As shown in the figure below, the agent's observation space encompasses key market data such as current asset prices $\mathbf{p}$ and the agent's portfolio holdings $\mathbf{s}$ , forming the initial observation $o_0$ . This base information is augmented dynamically through tool invocations, which provide additional data such as detailed stock indicators $\pi_i$ and general market news $i$ , resulting in a comprehensive observation $o_t$ at each time step. The agent's reasoning process, guided by the ReAct paradigm, operates autonomously, generating natural language traces that articulate its decision-making logic. These traces are recorded to ensure transparency and reproducibility, enabling researchers to analyze the agent's behavior in complex financial contexts.
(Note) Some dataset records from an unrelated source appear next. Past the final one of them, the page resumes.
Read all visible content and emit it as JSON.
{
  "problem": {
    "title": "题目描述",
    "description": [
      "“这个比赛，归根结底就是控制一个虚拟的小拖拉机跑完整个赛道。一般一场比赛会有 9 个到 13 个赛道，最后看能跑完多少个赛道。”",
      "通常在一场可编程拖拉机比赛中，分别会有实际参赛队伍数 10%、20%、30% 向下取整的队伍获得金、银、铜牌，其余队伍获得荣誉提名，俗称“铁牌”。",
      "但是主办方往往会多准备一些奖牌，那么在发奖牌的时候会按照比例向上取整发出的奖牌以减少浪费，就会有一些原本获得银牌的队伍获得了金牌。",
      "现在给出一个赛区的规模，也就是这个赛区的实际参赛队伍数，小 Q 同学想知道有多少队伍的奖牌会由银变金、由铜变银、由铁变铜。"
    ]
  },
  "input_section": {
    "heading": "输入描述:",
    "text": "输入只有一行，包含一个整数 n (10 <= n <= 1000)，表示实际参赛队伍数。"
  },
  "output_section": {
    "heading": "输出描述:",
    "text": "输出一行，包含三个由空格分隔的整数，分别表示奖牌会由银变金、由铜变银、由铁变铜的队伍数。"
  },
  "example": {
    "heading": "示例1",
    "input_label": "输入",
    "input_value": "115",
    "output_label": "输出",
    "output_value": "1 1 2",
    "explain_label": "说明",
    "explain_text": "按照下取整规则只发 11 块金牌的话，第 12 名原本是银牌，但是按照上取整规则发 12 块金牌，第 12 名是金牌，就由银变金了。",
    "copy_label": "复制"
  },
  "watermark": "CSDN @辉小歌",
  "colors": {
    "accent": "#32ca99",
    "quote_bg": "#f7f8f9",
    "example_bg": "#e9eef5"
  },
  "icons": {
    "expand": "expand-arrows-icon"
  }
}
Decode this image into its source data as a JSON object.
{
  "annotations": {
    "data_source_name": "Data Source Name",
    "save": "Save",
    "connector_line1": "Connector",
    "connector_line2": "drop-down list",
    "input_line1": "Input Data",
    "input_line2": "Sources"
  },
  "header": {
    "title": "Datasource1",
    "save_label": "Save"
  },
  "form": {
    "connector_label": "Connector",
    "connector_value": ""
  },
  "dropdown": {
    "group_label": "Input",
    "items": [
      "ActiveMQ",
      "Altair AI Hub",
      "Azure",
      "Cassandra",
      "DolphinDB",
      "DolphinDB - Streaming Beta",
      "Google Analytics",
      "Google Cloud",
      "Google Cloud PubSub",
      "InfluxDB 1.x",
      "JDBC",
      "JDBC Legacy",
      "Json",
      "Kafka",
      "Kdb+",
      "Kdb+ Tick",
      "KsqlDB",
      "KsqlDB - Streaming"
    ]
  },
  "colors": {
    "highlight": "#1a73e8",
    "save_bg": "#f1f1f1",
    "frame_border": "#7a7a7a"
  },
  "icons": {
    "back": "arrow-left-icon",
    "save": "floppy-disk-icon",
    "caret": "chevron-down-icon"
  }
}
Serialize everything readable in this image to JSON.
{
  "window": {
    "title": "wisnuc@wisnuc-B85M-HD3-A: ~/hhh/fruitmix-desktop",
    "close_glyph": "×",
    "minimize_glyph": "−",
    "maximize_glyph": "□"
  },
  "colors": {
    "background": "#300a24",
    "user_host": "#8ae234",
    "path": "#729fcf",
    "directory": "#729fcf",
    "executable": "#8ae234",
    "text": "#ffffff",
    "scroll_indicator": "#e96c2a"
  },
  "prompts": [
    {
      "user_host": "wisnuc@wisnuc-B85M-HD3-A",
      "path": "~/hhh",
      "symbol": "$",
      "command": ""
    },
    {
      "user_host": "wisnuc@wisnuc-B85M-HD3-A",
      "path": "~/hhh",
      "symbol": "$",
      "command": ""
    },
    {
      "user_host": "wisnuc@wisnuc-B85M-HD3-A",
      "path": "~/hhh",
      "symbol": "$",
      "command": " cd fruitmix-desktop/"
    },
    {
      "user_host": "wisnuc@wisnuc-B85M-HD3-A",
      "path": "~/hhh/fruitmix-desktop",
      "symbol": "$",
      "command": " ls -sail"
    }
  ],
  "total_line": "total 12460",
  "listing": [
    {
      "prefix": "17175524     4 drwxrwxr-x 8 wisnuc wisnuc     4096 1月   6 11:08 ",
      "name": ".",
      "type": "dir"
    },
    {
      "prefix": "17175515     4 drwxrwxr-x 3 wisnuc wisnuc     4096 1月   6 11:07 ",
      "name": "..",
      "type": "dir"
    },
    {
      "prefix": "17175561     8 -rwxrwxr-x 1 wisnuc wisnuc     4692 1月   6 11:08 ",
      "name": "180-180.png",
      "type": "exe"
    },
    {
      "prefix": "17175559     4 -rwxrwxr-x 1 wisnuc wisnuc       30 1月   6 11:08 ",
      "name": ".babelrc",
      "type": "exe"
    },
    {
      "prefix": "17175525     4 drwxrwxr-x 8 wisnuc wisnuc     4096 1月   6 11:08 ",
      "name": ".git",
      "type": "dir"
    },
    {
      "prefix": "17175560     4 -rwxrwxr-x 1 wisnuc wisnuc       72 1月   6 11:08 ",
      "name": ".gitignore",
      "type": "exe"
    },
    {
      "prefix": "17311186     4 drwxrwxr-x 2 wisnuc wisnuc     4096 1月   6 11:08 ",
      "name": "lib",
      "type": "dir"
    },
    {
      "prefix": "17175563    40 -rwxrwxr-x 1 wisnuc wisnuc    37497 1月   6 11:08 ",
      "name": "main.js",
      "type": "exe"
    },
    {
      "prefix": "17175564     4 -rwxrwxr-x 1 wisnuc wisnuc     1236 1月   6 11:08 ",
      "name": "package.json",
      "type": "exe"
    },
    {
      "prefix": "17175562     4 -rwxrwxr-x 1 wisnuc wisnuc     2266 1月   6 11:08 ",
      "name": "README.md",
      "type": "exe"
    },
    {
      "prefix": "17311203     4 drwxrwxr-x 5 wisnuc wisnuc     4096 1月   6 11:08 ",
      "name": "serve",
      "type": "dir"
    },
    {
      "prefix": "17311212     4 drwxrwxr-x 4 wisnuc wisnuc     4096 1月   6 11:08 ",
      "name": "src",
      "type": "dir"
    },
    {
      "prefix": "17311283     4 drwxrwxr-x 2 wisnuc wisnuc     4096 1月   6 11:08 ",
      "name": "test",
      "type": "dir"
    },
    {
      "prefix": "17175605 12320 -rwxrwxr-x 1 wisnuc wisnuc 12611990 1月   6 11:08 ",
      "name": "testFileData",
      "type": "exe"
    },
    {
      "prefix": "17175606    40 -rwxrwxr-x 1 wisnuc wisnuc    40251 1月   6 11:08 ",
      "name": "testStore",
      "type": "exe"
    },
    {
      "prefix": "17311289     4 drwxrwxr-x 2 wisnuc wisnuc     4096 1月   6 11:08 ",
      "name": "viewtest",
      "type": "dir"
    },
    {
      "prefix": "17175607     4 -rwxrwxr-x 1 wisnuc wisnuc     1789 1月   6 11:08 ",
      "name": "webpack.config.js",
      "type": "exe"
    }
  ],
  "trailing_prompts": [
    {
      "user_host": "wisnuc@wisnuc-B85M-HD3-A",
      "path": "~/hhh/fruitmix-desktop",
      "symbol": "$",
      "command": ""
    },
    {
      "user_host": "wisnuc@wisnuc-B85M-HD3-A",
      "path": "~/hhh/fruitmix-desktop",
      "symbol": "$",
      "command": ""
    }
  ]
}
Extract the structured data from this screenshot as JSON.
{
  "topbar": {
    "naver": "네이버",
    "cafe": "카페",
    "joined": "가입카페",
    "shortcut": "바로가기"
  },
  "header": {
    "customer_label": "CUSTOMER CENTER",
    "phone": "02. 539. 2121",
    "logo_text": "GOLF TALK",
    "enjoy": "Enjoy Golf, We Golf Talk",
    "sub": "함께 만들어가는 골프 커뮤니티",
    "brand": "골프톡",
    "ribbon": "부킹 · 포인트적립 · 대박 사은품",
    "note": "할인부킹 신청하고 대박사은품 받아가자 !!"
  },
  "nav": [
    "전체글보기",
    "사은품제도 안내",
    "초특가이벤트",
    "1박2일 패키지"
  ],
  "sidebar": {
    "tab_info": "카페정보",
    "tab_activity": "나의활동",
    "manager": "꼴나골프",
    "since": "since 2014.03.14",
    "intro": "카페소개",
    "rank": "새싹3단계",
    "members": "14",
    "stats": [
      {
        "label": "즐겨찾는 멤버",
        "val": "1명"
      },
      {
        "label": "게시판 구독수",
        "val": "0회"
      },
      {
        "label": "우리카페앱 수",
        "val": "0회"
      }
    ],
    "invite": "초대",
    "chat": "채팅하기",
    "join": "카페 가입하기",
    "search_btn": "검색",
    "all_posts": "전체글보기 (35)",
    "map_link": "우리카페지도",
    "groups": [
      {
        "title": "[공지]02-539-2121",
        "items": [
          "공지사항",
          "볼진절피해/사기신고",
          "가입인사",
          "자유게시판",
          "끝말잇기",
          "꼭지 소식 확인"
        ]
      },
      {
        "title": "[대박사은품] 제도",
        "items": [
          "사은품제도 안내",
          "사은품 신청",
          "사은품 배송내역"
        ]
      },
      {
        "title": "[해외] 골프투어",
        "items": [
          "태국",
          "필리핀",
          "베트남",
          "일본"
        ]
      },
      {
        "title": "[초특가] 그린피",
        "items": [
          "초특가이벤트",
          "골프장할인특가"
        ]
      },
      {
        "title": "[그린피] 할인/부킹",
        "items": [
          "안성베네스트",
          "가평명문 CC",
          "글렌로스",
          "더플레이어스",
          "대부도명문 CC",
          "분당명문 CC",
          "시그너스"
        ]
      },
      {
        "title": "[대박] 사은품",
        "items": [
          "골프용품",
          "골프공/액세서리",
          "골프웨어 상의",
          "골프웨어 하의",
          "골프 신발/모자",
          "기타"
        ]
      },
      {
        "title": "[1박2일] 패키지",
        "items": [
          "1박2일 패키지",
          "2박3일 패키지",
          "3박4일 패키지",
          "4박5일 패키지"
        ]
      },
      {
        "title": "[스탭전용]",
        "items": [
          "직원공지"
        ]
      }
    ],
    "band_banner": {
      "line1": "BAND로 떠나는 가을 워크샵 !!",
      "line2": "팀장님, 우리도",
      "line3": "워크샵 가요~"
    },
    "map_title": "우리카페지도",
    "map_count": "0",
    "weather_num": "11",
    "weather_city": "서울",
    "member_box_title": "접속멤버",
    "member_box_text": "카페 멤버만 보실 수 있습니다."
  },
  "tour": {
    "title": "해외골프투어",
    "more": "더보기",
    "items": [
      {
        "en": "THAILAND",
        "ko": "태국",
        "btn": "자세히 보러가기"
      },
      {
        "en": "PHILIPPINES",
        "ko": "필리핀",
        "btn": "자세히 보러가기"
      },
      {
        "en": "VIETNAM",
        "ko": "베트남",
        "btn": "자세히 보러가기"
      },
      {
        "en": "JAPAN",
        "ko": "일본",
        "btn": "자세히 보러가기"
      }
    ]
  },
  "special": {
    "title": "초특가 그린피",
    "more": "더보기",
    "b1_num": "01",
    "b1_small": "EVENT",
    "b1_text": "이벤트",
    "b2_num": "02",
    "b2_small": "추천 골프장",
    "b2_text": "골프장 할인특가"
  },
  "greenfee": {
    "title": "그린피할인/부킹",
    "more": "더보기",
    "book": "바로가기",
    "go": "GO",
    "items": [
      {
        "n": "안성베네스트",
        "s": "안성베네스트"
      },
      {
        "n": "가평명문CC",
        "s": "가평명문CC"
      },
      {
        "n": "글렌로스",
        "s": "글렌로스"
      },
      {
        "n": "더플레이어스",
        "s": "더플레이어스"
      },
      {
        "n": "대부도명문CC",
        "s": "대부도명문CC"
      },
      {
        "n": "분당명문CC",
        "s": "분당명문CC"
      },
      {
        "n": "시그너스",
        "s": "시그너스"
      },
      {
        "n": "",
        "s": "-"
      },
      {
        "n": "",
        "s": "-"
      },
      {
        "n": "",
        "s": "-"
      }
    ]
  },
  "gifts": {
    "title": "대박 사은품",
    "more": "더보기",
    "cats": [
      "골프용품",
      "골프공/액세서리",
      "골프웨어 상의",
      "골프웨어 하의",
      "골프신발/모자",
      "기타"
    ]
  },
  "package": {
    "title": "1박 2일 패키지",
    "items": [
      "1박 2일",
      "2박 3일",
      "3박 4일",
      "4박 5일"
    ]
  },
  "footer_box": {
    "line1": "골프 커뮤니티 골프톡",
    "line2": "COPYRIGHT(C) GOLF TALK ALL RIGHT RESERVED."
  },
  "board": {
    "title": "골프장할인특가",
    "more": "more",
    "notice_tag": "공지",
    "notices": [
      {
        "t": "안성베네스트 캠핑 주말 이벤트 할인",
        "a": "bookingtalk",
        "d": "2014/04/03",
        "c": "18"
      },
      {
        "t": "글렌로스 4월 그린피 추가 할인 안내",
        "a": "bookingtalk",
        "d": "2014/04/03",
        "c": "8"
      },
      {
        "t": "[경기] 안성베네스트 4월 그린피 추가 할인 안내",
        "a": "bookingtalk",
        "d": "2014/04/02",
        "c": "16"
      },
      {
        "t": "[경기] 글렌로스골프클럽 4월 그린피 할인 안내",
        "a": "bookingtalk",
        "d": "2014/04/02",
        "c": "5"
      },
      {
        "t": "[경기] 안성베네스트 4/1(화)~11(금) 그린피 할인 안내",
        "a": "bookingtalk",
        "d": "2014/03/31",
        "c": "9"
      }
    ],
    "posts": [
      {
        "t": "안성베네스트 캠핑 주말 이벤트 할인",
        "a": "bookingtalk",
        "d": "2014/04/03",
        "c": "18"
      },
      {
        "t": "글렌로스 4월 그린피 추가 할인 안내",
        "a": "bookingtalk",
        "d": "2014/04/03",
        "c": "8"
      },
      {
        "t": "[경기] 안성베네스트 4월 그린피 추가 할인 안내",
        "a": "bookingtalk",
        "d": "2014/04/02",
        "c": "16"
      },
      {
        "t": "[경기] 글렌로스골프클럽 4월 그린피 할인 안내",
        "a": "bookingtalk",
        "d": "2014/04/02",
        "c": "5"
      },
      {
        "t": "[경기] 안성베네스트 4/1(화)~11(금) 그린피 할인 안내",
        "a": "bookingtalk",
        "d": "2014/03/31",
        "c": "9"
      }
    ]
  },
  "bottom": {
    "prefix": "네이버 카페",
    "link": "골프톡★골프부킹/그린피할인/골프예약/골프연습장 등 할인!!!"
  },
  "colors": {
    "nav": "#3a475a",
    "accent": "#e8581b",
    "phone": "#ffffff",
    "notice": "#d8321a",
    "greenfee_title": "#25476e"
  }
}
The action space is constrained to three discrete actions per asset: buy, sell, or hold. The agent's policy function $a_t = f(o_t, r_t)$ maps the current observation $o_t$ and reasoning $r_t$ to an executable action, ensuring decisions are both autonomous and compliant with real-world constraints such as liquidity and regulatory rules. If an action would violate these constraints, the system triggers a self-correction mechanism, requiring the agent to re-evaluate and generate a new, feasible decision.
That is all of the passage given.